Vocabularies of Longing
How do the translator and the reader work with emotion flowing from text? Sarah Jacoby (Northwestern) and Lara Braitstein (McGill) pose questions and present examples from Tibetan poetry in this breakout session convened on the first morning of the 2018 Lotsawa Translation Workshop. Sarah discusses how we move from literature to life if literary theory maintains that the stories are only words on a page. She explores the intersubjective encounter with what we read and how emotion can be decoded when considering the work’s literary origins and historical context, then offers some tips for translators to work with the emotional register. Lara considers emotional register from the Indic and Tibetan perspective and the translator’s job in creating a new emotional community. The group then considers the translator’s effect on the way emotion is embraced in the target language and the responsibility of reciprocity of translation work.
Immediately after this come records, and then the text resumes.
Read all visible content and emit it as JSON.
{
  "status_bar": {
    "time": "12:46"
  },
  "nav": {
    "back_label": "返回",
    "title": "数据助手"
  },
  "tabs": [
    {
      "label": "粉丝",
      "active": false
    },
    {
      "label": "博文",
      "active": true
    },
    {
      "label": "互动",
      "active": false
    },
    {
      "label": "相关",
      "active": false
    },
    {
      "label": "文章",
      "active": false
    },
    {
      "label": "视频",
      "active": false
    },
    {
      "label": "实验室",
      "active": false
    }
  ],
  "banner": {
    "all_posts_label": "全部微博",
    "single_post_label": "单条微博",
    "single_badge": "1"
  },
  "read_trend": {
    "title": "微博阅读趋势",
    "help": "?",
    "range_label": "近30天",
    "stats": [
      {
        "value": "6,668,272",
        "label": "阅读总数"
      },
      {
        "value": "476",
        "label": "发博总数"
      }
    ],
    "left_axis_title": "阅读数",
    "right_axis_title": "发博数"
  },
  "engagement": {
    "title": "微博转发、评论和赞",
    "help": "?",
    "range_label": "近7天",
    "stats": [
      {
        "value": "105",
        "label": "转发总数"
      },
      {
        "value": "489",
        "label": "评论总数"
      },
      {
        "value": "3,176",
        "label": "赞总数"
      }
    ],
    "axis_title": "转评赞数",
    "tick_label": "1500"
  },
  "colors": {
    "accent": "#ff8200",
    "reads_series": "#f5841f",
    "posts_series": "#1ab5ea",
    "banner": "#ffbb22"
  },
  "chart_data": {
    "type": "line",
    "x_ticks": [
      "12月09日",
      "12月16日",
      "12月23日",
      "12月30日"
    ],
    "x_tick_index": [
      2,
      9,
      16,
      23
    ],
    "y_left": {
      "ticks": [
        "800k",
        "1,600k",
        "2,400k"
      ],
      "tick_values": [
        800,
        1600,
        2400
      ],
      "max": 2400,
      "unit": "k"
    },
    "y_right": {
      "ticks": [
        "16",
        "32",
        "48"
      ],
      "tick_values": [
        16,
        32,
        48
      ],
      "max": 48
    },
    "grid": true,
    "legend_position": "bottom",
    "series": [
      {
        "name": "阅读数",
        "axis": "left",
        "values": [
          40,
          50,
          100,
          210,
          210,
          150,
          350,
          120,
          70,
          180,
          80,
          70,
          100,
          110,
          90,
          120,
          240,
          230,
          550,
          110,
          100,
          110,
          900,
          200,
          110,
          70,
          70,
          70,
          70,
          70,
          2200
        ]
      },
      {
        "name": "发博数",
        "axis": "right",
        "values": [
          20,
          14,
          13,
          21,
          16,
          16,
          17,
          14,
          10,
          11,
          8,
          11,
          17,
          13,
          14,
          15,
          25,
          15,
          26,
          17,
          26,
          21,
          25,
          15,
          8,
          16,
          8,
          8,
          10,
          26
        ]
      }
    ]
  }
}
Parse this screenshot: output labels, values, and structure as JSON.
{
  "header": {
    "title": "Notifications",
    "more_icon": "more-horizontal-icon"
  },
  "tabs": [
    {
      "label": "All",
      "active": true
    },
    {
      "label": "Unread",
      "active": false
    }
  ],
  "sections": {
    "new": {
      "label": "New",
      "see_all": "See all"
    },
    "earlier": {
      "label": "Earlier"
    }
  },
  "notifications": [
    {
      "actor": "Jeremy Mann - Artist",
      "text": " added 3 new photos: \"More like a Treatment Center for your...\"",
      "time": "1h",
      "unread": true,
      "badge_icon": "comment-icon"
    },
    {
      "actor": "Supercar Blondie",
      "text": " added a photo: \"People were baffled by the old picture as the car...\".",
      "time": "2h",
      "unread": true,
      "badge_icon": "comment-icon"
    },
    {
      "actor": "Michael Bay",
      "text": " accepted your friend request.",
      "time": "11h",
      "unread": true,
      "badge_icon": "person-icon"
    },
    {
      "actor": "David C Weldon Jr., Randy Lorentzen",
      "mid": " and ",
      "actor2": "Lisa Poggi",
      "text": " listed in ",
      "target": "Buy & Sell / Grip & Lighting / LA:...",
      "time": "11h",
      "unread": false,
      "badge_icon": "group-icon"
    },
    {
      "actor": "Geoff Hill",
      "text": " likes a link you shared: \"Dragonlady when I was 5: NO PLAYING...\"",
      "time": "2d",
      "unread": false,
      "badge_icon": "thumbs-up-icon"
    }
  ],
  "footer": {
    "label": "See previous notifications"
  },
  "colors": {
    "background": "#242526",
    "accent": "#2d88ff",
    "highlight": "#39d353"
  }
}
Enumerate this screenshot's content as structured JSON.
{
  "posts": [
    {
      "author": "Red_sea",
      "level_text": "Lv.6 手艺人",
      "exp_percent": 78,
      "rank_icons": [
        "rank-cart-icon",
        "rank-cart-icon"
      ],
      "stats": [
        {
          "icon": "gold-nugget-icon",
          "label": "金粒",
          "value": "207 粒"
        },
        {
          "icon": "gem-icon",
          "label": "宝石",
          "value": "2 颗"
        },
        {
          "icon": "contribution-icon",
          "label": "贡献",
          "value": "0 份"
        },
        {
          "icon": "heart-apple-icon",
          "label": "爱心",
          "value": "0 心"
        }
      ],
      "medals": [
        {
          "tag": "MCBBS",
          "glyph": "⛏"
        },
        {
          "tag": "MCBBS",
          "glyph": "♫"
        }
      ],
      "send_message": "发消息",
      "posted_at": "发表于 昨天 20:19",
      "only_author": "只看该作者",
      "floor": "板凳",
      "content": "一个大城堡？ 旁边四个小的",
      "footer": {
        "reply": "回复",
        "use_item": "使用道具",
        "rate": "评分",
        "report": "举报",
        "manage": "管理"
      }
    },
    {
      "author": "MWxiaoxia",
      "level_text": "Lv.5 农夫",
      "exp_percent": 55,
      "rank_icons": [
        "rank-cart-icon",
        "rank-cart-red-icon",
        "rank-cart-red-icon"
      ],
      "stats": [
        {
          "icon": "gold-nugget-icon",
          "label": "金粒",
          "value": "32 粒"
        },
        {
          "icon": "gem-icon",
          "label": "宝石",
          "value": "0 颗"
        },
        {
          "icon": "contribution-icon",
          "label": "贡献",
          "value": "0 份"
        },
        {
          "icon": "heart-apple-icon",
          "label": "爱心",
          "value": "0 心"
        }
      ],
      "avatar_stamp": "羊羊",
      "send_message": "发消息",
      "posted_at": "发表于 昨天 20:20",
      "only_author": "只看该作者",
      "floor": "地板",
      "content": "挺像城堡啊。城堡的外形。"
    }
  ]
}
Event: Lotsawa Translation Workshop – Breakout Session
Date: October 6, 2018 – 9:00 am
Speakers: Lara Braitstein, Sarah Jacoby
Topics:
Sarah Jacoby
Northwestern University
Sarah Jacoby, Ph.D., is an associate professor in the Religious Studies Department at Northwestern University. She is also the co-chair of the Tibetan and Himalayan Religions Group at the American Academy of Religion. Sarah Jacoby studies Tibetan Buddhist doctrine and ritual in practice, gender and sexuality, Tibetan literature, religious auto/biography, Buddhist revelation (gter ma), and the history of eastern Tibet. She is the author of Love and Liberation: Autobiographical Writings of the Tibetan Buddhist Visionary Sera Khandro (Columbia University Press, 2014), co-author of Buddhism: Introducing the Buddhist Experience (Oxford University Press, 2014), and co-editor of Buddhism Beyond the Monastery: Tantric Practices and their Performers in Tibet and the Himalayas (Brill, 2009).
Lara Braitstein
McGill University
Lara Braitstein is Associate Professor of Indian and Tibetan Buddhism at McGill University. She has also taught at the Karmapa International Buddhist Institute (K.I.B.I.) in New Delhi, and the Rangjung Yeshe Institute in Kathmandu. She teaches Mahayana & Vajrayana Buddhist Philosophy, Buddhist Hagiography, and Tibetan/Himalayan Buddhist literature and historiography. She translated the 14th Shamarpa’s The Path to Awakening, and is the author of The Adamantine Songs: Study, Translation, and Tibetan Critical Edition, a study of Saraha’s Mahamudra poems. Her recent research is a study dedicated to untangling the history and representation of the 10th Shamarpa Chodrup Gyatso.